Duchamp e o Dadá

Por Affonso Romano de Sant'Anna

Certa vez estive em Paris, vendo no Beaubourg uma exposição retrospectiva sobre o dadaísmo – aquele movimento que em torno de 1916 decretou que a arte tinha morrido e que, portanto, tudo era arte. Pois estava eu pensando em fazer uma crônica descrevendo a exposição e ressaltando uma coisa que me parece crucial: que havia um contra-senso alarmante naquela exposição. Ou seja: o movimento que propunha o fim da arte, o fim da aura artística estava, uma vez mais, não apenas sendo santificado, institucionalizado, mas, ainda mais grave: não havia nenhuma reavaliação critica mais de noventa anos depois.

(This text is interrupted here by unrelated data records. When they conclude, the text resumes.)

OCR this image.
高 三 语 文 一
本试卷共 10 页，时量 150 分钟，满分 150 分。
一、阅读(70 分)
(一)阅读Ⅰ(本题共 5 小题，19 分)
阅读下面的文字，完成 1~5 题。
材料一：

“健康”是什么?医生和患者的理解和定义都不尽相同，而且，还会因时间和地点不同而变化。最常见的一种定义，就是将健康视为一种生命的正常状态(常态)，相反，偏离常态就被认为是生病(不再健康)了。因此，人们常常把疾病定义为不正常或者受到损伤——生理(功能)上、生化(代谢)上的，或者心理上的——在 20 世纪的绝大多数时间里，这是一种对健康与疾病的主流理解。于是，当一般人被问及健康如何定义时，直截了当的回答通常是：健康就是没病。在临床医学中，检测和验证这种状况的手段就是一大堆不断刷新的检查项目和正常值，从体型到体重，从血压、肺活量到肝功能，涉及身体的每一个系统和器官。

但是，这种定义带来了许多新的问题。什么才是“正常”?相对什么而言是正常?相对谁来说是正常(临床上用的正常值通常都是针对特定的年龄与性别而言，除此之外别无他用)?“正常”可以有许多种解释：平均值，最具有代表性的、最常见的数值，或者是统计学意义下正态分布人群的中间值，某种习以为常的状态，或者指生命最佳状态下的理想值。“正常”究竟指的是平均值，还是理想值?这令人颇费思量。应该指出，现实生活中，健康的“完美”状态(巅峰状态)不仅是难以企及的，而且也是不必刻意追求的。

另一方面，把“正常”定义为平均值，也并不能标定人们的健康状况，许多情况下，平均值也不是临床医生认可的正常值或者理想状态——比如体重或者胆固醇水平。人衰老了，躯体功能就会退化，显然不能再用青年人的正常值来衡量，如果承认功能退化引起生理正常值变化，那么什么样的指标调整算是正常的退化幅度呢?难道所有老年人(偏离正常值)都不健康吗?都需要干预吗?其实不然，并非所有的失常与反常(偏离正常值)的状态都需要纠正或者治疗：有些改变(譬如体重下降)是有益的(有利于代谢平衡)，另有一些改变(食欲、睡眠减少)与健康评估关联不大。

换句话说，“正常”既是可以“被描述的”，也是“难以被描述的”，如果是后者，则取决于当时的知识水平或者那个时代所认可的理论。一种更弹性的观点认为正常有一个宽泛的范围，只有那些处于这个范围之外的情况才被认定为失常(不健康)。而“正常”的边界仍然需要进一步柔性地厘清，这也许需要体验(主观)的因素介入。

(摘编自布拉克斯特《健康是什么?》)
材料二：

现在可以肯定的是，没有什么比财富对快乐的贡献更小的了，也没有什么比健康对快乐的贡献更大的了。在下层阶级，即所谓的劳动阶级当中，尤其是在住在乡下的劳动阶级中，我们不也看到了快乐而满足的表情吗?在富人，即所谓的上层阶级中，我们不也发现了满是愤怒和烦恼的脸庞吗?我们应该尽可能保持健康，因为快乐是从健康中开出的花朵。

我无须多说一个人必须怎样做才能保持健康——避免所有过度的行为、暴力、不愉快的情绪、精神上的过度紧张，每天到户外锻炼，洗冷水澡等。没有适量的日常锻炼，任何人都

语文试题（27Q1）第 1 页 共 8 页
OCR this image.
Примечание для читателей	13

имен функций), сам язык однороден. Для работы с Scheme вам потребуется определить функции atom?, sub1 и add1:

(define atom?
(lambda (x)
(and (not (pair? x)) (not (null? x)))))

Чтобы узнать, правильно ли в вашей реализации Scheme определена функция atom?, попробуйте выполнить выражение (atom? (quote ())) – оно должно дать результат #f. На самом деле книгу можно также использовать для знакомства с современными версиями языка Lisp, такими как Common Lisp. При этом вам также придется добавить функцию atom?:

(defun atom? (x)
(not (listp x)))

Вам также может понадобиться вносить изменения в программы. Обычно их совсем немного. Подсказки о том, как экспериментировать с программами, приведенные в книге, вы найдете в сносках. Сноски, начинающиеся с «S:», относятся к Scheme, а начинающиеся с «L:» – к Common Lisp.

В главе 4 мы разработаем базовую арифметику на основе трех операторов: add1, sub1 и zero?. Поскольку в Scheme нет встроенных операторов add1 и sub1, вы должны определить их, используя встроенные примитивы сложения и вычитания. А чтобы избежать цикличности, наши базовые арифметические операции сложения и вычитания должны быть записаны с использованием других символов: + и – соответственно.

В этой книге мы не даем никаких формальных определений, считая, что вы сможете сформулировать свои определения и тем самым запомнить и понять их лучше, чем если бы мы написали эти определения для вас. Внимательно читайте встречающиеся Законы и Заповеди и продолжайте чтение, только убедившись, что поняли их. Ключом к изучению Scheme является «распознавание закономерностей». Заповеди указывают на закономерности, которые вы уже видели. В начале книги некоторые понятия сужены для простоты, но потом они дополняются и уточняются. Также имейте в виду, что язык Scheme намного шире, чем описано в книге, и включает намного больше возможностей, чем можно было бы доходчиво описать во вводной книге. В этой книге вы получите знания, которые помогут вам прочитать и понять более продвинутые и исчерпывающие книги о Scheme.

A história da arte estava ali congelada, paralisada; é como se não se tivesse avançado historicamente um dia, uma hora, um segundo sequer em relação ao que foi proposto.
Outro dia, vocês e eu acabamos de ler nos jornais: “Francês martela obra de Duchamp e é preso. Um francês de 76 anos foi detido no Centro George Pompidou, em Paris, após atacar, com um martelo, a obra Fonte, um urinol de porcelana de 1913, do artista plástico Marcel Duchamp. A peça ficou levemente danificada. Em 1993, o mesmo homem havia urinado na obra, quando estava exposta em Nimes, sul da França. Desta vez, ele alegou que sua ação foi uma performance de arte, que teria agradado artistas do dadaísmo, movimento ao qual a exposição no Pompidou é dedicada. A Fonte é estimada em US$ 3,6 milhões”.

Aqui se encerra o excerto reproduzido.